Saturday, 12 March 2011

Greysuit: the Return of MACH 1?


Regular readers of this blog will probably have guessed that my very favourite comics tend to be from the IPC stable of the 1970's, notably Battle Picture Weekly, Action and 2000AD. And one of my favourite stories from that period was MACH 1 (Man Activated by Compu-Puncture Hyperpower); basically we're talking The Six Million Dollar Man, an agent (John Probe) given superpowers by having an internal computer controlling his every action. The strip degenerated fairly quickly into your average secret agent story although it did end on a high in prog 64 when MACH 1 was shot dead by his own side; we hadn't seen that happen in British comics before and to 2000AD's credit, they never brought him back to life. Mind you, we did later get the ever-more bizarre stories of his Hulk-like predecessor, MACH Zero.

So around 4 years ago, I was quite excited by the thought of a sort-of return for our hero. More a re-imagining by original series creator, Pat Mills. Greysuit was a story about British agent John Blake, trained (tortured) from childhood to bear extreme levels of physical and mental stress and to produce massive levels of adrenaline that essentially gave him MACH 1-like superpowers. All this was related in the first story, Project Monarch.

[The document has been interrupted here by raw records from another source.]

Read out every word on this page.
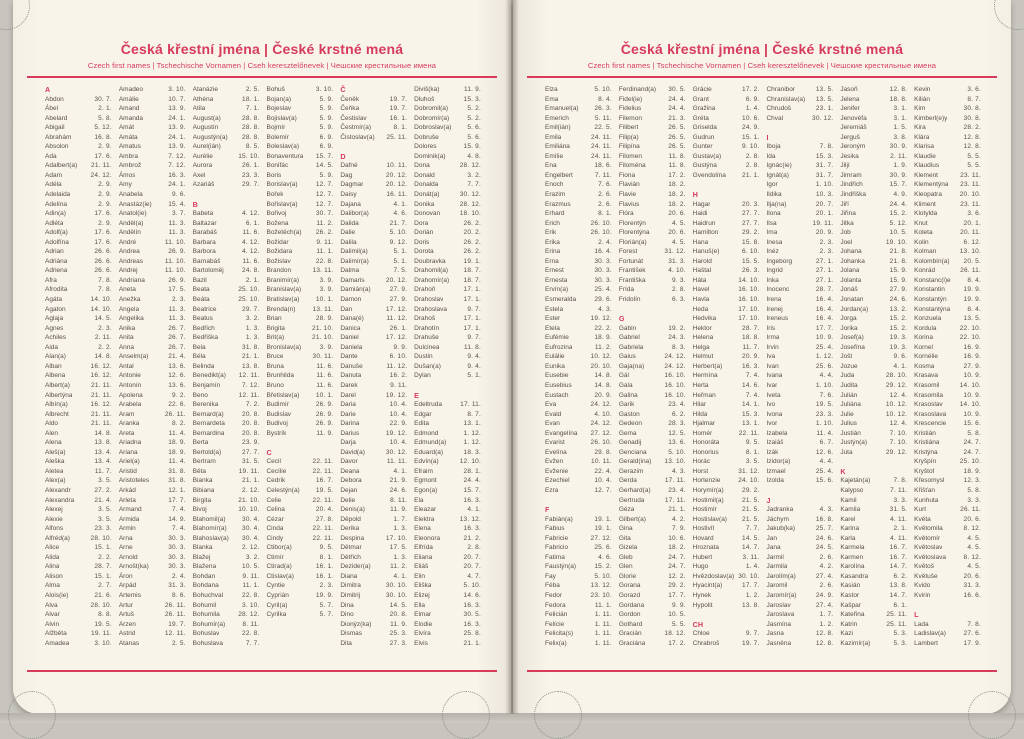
Česká křestní jména | České krstné mená
Czech first names | Tschechische Vornamen | Cseh keresztelőnevek | Чешские крестильные имена
A
Abdon	30. 7.
Ábel	2. 1.
Abelard	5. 8.
Abigail	5. 12.
Abrahám	16. 8.
Absolon	2. 9.
Ada	17. 6.
Adalbert(a) 21. 11.
Adam	24. 12.
Adéla	2. 9.
Adelaida	2. 9.
Adelína	2. 9.
Adin(a)	17. 6.
Adléta	2. 9.
Adolf(a)	17. 6.
Adolfína	17. 6.
Adrian	26. 6.
Adriána	26. 6.
Adriena	26. 6.
Afra	7. 8.
Afrodita	7. 8.
Agáta	14. 10.
Agaton	14. 10.
Aglaja	14. 5.
Agnes	2. 3.
Achiles	2. 11.
Aida	2. 2.
Alan(a)	14. 8.
Alban	16. 12.
Albena	16. 12.
Albert(a)	21. 11.
Albertýna	21. 11.
Albín(a)	16. 12.
Albrecht	21. 11.
Aldo	21. 11.
Alen	14. 8.
Alena	13. 8.
Aleš(a)	13. 4.
Aleška	13. 4.
Aletea	11. 7.
Alex(a)	3. 5.
Alexandr	27. 2.
Alexandra	21. 4.
Alexej	3. 5.
Alexie	3. 5.
Alfons	23. 3.
Alfréd(a)	28. 10.
Alice	15. 1.
Alida	2. 2.
Alina	28. 7.
Alison	15. 1.
Alma	2. 7.
Alois(ie)	21. 6.
Alva	28. 10.
Alvar	8. 8.
Alvin	19. 5.
Alžběta	19. 11.
Amadea	3. 10.
Amadeo	3. 10.
Amálie	10. 7.
Amand	13. 9.
Amanda	24. 1.
Amát	13. 9.
Amáta	24. 1.
Amatus	13. 9.
Ambra	7. 12.
Ambrož	7. 12.
Ámos	16. 3.
Amy	24. 1.
Anabela	9. 6.
Anastáz(ie)	15. 4.
Anatol(ie)	3. 7.
Anděl(a)	11. 3.
Andělín	11. 3.
André	11. 10.
Andrea	26. 9.
Andreas	11. 10.
Andrej	11. 10.
Andriana	26. 9.
Aneta	17. 5.
Anežka	2. 3.
Angela	11. 3.
Angelika	11. 3.
Anika	26. 7.
Anita	26. 7.
Anna	26. 7.
Anselm(a)	21. 4.
Antal	13. 6.
Antonie	12. 6.
Antonín	13. 6.
Apolena	9. 2.
Arabela	22. 6.
Aram	26. 11.
Aranka	8. 2.
Areta	11. 4.
Ariadna	18. 9.
Ariana	18. 9.
Ariel(a)	11. 4.
Aristid	31. 8.
Aristoteles	31. 8.
Arkád	12. 1.
Arleta	17. 7.
Armand	7. 4.
Armida	14. 9.
Armin	7. 4.
Arna	30. 3.
Arne	30. 3.
Arnold	30. 3.
Arnošt(ka)	30. 3.
Áron	2. 4.
Arpád	31. 3.
Artemis	8. 6.
Artur	26. 11.
Artuš	26. 11.
Arzen	19. 7.
Astrid	12. 11.
Atanas	2. 5.
Atanázie	2. 5.
Athéna	18. 1.
Atila	7. 1.
August(a)	28. 8.
Augustín	28. 8.
Augustýn(a) 28. 8.
Aurel(ián)	8. 5.
Aurélie	15. 10.
Aurora	26. 1.
Axel	23. 3.
Azariáš	29. 7.
B
Babeta	4. 12.
Baltazar	6. 1.
Barabáš	11. 6.
Barbara	4. 12.
Barbora	4. 12.
Barnabáš	11. 6.
Bartoloměj	24. 8.
Bazil	2. 1.
Beata	25. 10.
Beáta	25. 10.
Beatrice	29. 7.
Beatus	3. 2.
Bedřich	1. 3.
Bedřiška	1. 3.
Bela	31. 8.
Béla	21. 1.
Belinda	13. 8.
Benedikt(a) 12. 11.
Benjamín	7. 12.
Beno	12. 11.
Berenika	7. 2.
Bernard(a)	20. 8.
Bernardeta	20. 8.
Bernardina	20. 8.
Berta	23. 9.
Bertold(a)	27. 7.
Bertram	31. 5.
Běta	19. 11.
Bianka	21. 1.
Bibiana	2. 12.
Birgita	21. 10.
Bivoj	10. 10.
Blahomil(a)	30. 4.
Blahomír(a) 30. 4.
Blahoslav(a) 30. 4.
Blanka	2. 12.
Blažej	3. 2.
Blažena	10. 5.
Bohdan	9. 11.
Bohdana	11. 1.
Bohuchval	22. 8.
Bohumil	3. 10.
Bohumila	28. 12.
Bohumír(a)	8. 11.
Bohuslav	22. 8.
Bohuslava	7. 7.
Bohuš	3. 10.
Bojan(a)	5. 9.
Bojeslav	5. 9.
Bojislav(a)	5. 9.
Bojmír	5. 9.
Bolemír	6. 9.
Boleslav(a)	6. 9.
Bonaventura 15. 7.
Bonifác	14. 5.
Boris	5. 9.
Borislav(a)	12. 7.
Bořek	12. 7.
Bořislav(a)	12. 7.
Bořivoj	30. 7.
Božena	11. 2.
Božetěch(a) 26. 2.
Božidar	9. 11.
Božidara	11. 1.
Božislav	22. 8.
Brandon	13. 11.
Branimír(a)	3. 9.
Branislav(a)	3. 9.
Bratislav(a)	10. 1.
Brenda(n)	13. 11.
Brian	28. 9.
Brigita	21. 10.
Brit(a)	21. 10.
Bronislav(a)	3. 9.
Bruce	30. 11.
Bruna	11. 6.
Brunhilda	11. 6.
Bruno	11. 6.
Břetislav(a)	10. 1.
Budimír	26. 9.
Budislav	26. 9.
Budivoj	26. 9.
Bystrík	11. 9.
C
Cecil	22. 11.
Cecílie	22. 11.
Cedrik	16. 7.
Celestýn(a) 19. 5.
Celie	22. 11.
Celina	20. 4.
Cézar	27. 8.
Cinda	22. 11.
Cindy	22. 11.
Ctibor(a)	9. 5.
Ctimír	8. 1.
Ctirad(a)	16. 1.
Ctislav(a)	16. 1.
Cyntie	2. 3.
Cyprián	19. 9.
Cyril(a)	5. 7.
Cyrilka	5. 7.
Č
Čeněk	19. 7.
Čeňka	19. 7.
Čestislav	16. 1.
Čestmír(a)	8. 1.
Čistoslav(a) 25. 11.
D
Dafné	10. 11.
Dag	20. 12.
Dagmar	20. 12.
Daisy	16. 11.
Dajana	4. 1.
Dalibor(a)	4. 6.
Dalida	21. 7.
Dalie	5. 10.
Dalila	9. 12.
Dalimil(a)	5. 1.
Dalimír(a)	5. 1.
Dalma	7. 5.
Damaris	20. 12.
Damián(a)	27. 9.
Damon	27. 9.
Dan	17. 12.
Dana(é)	11. 12.
Danica	26. 1.
Daniel	17. 12.
Daniela	9. 9.
Dante	6. 10.
Danuše	11. 12.
Danuta	16. 2.
Darek	9. 11.
Darel	19. 12.
Daria	10. 4.
Darie	10. 4.
Darina	22. 9.
Darius	19. 12.
Darja	10. 4.
David(a)	30. 12.
Davor	11. 11.
Deana	4. 1.
Debora	21. 9.
Dejan	24. 6.
Delie	8. 11.
Denis(a)	11. 9.
Děpold	1. 7.
Derika	1. 3.
Despina	17. 10.
Dětmar	17. 5.
Dětřich	1. 3.
Dezider(a)	11. 2.
Diana	4. 1.
Dimitra	30. 10.
Dimitrij	30. 10.
Dina	14. 5.
Dino	20. 8.
Dionýz(ka)	11. 9.
Dismas	25. 3.
Dita	27. 3.
Diviš(ka)	11. 9.
Dluhoš	15. 3.
Dobromil(a)	5. 2.
Dobromír(a)	5. 2.
Dobroslav(a) 5. 6.
Dobruše	5. 6.
Dolores	15. 9.
Dominik(a)	4. 8.
Dona	28. 12.
Donald	3. 2.
Donalda	7. 7.
Donát(a)	30. 12.
Donika	28. 12.
Donovan	18. 10.
Dora	26. 2.
Dorián	20. 2.
Doris	26. 2.
Dorota	26. 2.
Doubravka	19. 1.
Drahomil(a) 18. 7.
Drahomír(a) 18. 7.
Drahoň	17. 1.
Drahoslav	17. 1.
Drahoslava	9. 7.
Drahoš	17. 1.
Drahotín	17. 1.
Drahuše	9. 7.
Dulcinea	11. 8.
Dustin	9. 4.
Dušan(a)	9. 4.
Dylan	5. 1.
E
Edeltruda	17. 11.
Edgar	8. 7.
Edita	13. 1.
Edmond	1. 12.
Edmund(a)	1. 12.
Eduard(a)	18. 3.
Edvín(a)	12. 10.
Efraim	28. 1.
Egmont	24. 4.
Egon(a)	15. 7.
Ela	16. 3.
Eleazar	4. 1.
Elektra	13. 12.
Elena	16. 3.
Eleonora	21. 2.
Elfrída	2. 8.
Eliana	20. 7.
Eliáš	20. 7.
Elin	4. 7.
Eliška	5. 10.
Elizej	14. 6.
Ella	16. 3.
Elmar	30. 5.
Elodie	16. 3.
Elvíra	25. 8.
Elvis	21. 1.
Česká křestní jména | České krstné mená
Czech first names | Tschechische Vornamen | Cseh keresztelőnevek | Чешские крестильные имена
Elza	5. 10.
Ema	8. 4.
Emanuel(a) 26. 3.
Emerich	5. 11.
Emil(ián)	22. 5.
Emila	24. 11.
Emiliána	24. 11.
Emílie	24. 11.
Ena	18. 6.
Engelbert	7. 11.
Enoch	7. 6.
Erazim	2. 6.
Erazmus	2. 6.
Erhard	8. 1.
Erich	26. 10.
Erik	26. 10.
Erika	2. 4.
Erina	16. 4.
Erna	30. 3.
Ernest	30. 3.
Ernesta	30. 3.
Ervín(a)	25. 4.
Esmeralda	29. 6.
Estela	4. 3.
Ester	19. 12.
Etela	22. 2.
Eufémie	18. 9.
Eufrozina	11. 2.
Eulálie	10. 12.
Eunika	20. 10.
Eusebie	14. 8.
Eusebius	14. 8.
Eustach	20. 9.
Eva	24. 12.
Evald	4. 10.
Evan	24. 12.
Evangelína 27. 12.
Evarist	26. 10.
Evelína	29. 8.
Evžen	10. 11.
Evženie	22. 4.
Ezechiel	10. 4.
Ezra	12. 7.
F
Fabián(a)	19. 1.
Fabius	19. 1.
Fabricie	27. 12.
Fabricio	25. 6.
Fatima	4. 6.
Faustýn(a)	15. 2.
Fay	5. 10.
Féba	13. 12.
Fedor	23. 10.
Fedora	11. 1.
Felicián	1. 11.
Felície	1. 11.
Felicita(s)	1. 11.
Felix(a)	1. 11.
Ferdinand(a) 30. 5.
Fidel(ie)	24. 4.
Fidelius	24. 4.
Filemon	21. 3.
Filibert	26. 5.
Filip(a)	26. 5.
Filipína	26. 5.
Filomen	11. 8.
Filoména	11. 8.
Fiona	17. 2.
Flavián	18. 2.
Flavie	18. 2.
Flavius	18. 2.
Flóra	20. 6.
Florentýn	4. 5.
Florentýna	20. 6.
Florián(a)	4. 5.
Forest	31. 12.
Fortunát	31. 3.
František	4. 10.
Františka	9. 3.
Frída	2. 8.
Fridolín	6. 3.
G
Gabin	19. 2.
Gabriel	24. 3.
Gabriela	8. 3.
Gaius	24. 12.
Gaja(na)	24. 12.
Gál	16. 10.
Gala	16. 10.
Galina	16. 10.
Garik	23. 4.
Gaston	6. 2.
Gedeon	28. 3.
Gema	12. 5.
Genadij	13. 6.
Genciana	5. 10.
Gerald(ina) 13. 10.
Gerazim	4. 3.
Gerda	17. 11.
Gerhard(a)	23. 4.
Gertruda	17. 11.
Géza	21. 1.
Gilbert(a)	4. 2.
Gina	7. 9.
Gita	10. 6.
Gizela	18. 2.
Gleb	24. 7.
Glen	24. 7.
Glorie	12. 2.
Gorana	29. 2.
Gorazd	17. 7.
Gordana	9. 9.
Gordon	10. 5.
Gothard	5. 5.
Gracián	18. 12.
Graciána	17. 2.
Grácie	17. 2.
Grant	6. 9.
Gražina	1. 4.
Gréta	10. 6.
Griselda	24. 9.
Gudrun	15. 1.
Gunter	9. 10.
Gustav(a)	2. 8.
Gustýna	2. 8.
Gvendolína 21. 1.
H
Hagar	20. 3.
Haidi	27. 7.
Haidrun	27. 7.
Hamilton	29. 2.
Hana	15. 8.
Hanuš(e)	6. 10.
Harold	15. 5.
Haštal	26. 3.
Háta	14. 10.
Havel	16. 10.
Havla	16. 10.
Heda	17. 10.
Hedvika	17. 10.
Hektor	28. 7.
Helena	18. 8.
Helga	11. 7.
Helmut	20. 9.
Herbert(a)	16. 3.
Hermína	7. 4.
Herta	14. 6.
Heřman	7. 4.
Hilar	14. 1.
Hilda	15. 3.
Hjalmar	13. 1.
Homér	22. 11.
Honoráta	9. 5.
Honorius	8. 1.
Horác	3. 5.
Horst	31. 12.
Hortenzie	24. 10.
Horymír(a)	29. 2.
Hostimil(a)	21. 5.
Hostimír	21. 5.
Hostislav(a) 21. 5.
Hostivít	7. 7.
Hovard	14. 5.
Hroznata	14. 7.
Hubert	3. 11.
Hugo	1. 4.
Hvězdoslav(a) 30. 10.
Hyacint(a)	17. 7.
Hynek	1. 2.
Hypolit	13. 8.
CH
Chloe	9. 7.
Chrabroš	19. 7.
Chranibor	13. 5.
Chranislav(a) 13. 5.
Chrudoš	23. 1.
Chval	30. 12.
I
Iboja	7. 8.
Ida	15. 3.
Ignác(ie)	31. 7.
Ignát(a)	31. 7.
Igor	1. 10.
Ildika	10. 3.
Ilja(na)	20. 7.
Ilona	20. 1.
Ilsa	19. 11.
Ima	20. 9.
Inesa	2. 3.
Inéz	2. 3.
Ingeborg	27. 1.
Ingrid	27. 1.
Inka	27. 1.
Inocenc	28. 7.
Irena	16. 4.
Irenej	16. 4.
Ireneus	16. 4.
Iris	17. 7.
Irma	10. 9.
Irvin	25. 4.
Iva	1. 12.
Ivan	25. 6.
Ivana	4. 4.
Ivar	1. 10.
Iveta	7. 6.
Ivo	19. 5.
Ivona	23. 3.
Ivor	1. 10.
Izabela	11. 4.
Izaiáš	6. 7.
Izák	12. 6.
Izidor(a)	4. 4.
Izmael	25. 4.
Izolda	15. 6.
J
Jadranka	4. 3.
Jáchym	16. 8.
Jakub(ka)	25. 7.
Jan	24. 6.
Jana	24. 5.
Jarmil	2. 6.
Jarmila	4. 2.
Jarolím(a)	27. 4.
Jaromil	2. 6.
Jaromír(a)	24. 9.
Jaroslav	27. 4.
Jaroslava	1. 7.
Jasmína	1. 2.
Jasna	12. 8.
Jasněna	12. 8.
Jasoň	12. 8.
Jelena	18. 8.
Jenifer	3. 1.
Jenovéfa	3. 1.
Jeremiáš	1. 5.
Jerguš	3. 8.
Jeroným	30. 9.
Jesika	2. 11.
Jiljí	1. 9.
Jimram	30. 9.
Jindřich	15. 7.
Jindřiška	4. 9.
Jiří	24. 4.
Jiřina	15. 2.
Jitka	5. 12.
Job	10. 5.
Joel	19. 10.
Johana	21. 8.
Johanka	21. 8.
Jolana	15. 9.
Jolanta	15. 9.
Jonáš	27. 9.
Jonatan	24. 6.
Jordan(a)	13. 2.
Jorga	15. 2.
Jorika	15. 2.
Josef(a)	19. 3.
Josefína	19. 3.
Jošt	9. 6.
Jozue	4. 1.
Juda	28. 10.
Judita	29. 12.
Julián	12. 4.
Juliána	10. 12.
Julie	10. 12.
Julius	12. 4.
Justián	7. 10.
Justýn(a)	7. 10.
Juta	29. 12.
K
Kajetán(a)	7. 8.
Kalypso	7. 11.
Kamil	3. 3.
Kamila	31. 5.
Karel	4. 11.
Karina	2. 1.
Karla	4. 11.
Karmela	16. 7.
Karmen	16. 7.
Karolína	14. 7.
Kasandra	6. 2.
Kasián	13. 8.
Kastor	14. 7.
Kašpar	6. 1.
Kateřina	25. 11.
Katrin	25. 11.
Kazi	5. 3.
Kazimír(a)	5. 3.
Kevin	3. 6.
Kilián	8. 7.
Kim	30. 8.
Kimberl(e)y 30. 8.
Kira	28. 2.
Klára	12. 8.
Klarisa	12. 8.
Klaudie	5. 5.
Klaudius	5. 5.
Klement	23. 11.
Klementýna 23. 11.
Kleopatra	20. 10.
Kliment	23. 11.
Klotylda	3. 6.
Knut	20. 1.
Koleta	20. 11.
Kolin	6. 12.
Kolman	13. 10.
Kolombín(a) 20. 5.
Konrád	26. 11.
Konstanc(i)e	8. 4.
Konstantin	19. 9.
Konstantýn	19. 9.
Konstantýna	8. 4.
Konzuela	13. 5.
Kordula	22. 10.
Korina	22. 10.
Kornel	16. 9.
Kornélie	16. 9.
Kosma	27. 9.
Krasava	10. 9.
Krasomil	14. 10.
Krasomila	10. 9.
Krasoslav	14. 10.
Krasoslava	10. 9.
Krescencie	15. 6.
Kristián	5. 8.
Kristiána	24. 7.
Kristýna	24. 7.
Kryšpín	25. 10.
Kryštof	18. 9.
Křesomysl	12. 3.
Křišťan	5. 8.
Kunhuta	3. 3.
Kurt	26. 11.
Květa	20. 6.
Květomila	8. 12.
Květomír	4. 5.
Květoslav	4. 5.
Květoslava	8. 12.
Květoš	4. 5.
Květuše	20. 6.
Kvido	31. 3.
Kvirin	16. 6.
L
Lada	7. 8.
Ladislav(a)	27. 6.
Lambert	17. 9.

Now I had thought that this was simply Pat Mills exercising his imagination, building on his original premise and giving it a more modern, believable air. It was not until recently when I bought Rebellion's excellent collected edition of Greysuit and read Pat Mills introduction that I began to get an inkling that this was all more than just his imagination. I did as he suggested and looked up Project Monarch on the internet. There are all sorts of pages out there, some a bit bonkers, others looking all too legitimate. What I found amazing is how many of the ideas Pat Mills incorporated actually seem to have a basis in reality. That governments like Britain's really are capable of torturing their own agents in order to try and create a better one. That the different classes of agents, Omega, Theta and suchlike genuinely existed (exist?). And as for the Arizona market, I think that is probably a bit too unpalatable to cover on a comics blog but lets just say Mill's Greysuit does not exaggerate!

Pat Mills gets bashed by some fans for his sometimes heavy-handed, leftist leanings but taking a look at some of the facts behind his stories I can see where he's coming from. I found reading Greysuit was a far more enjoyable strip read in its entirety than it did as short weekly episodes and credit too to John Higgins' very consistent and excellent art. Knowing some of the realities behind the story does lend the whole thing some gravitas and its down to Pat Mills' masterly storytelling that he can take all of that and still shape it into something which is a more than worthy successor to MACH 1.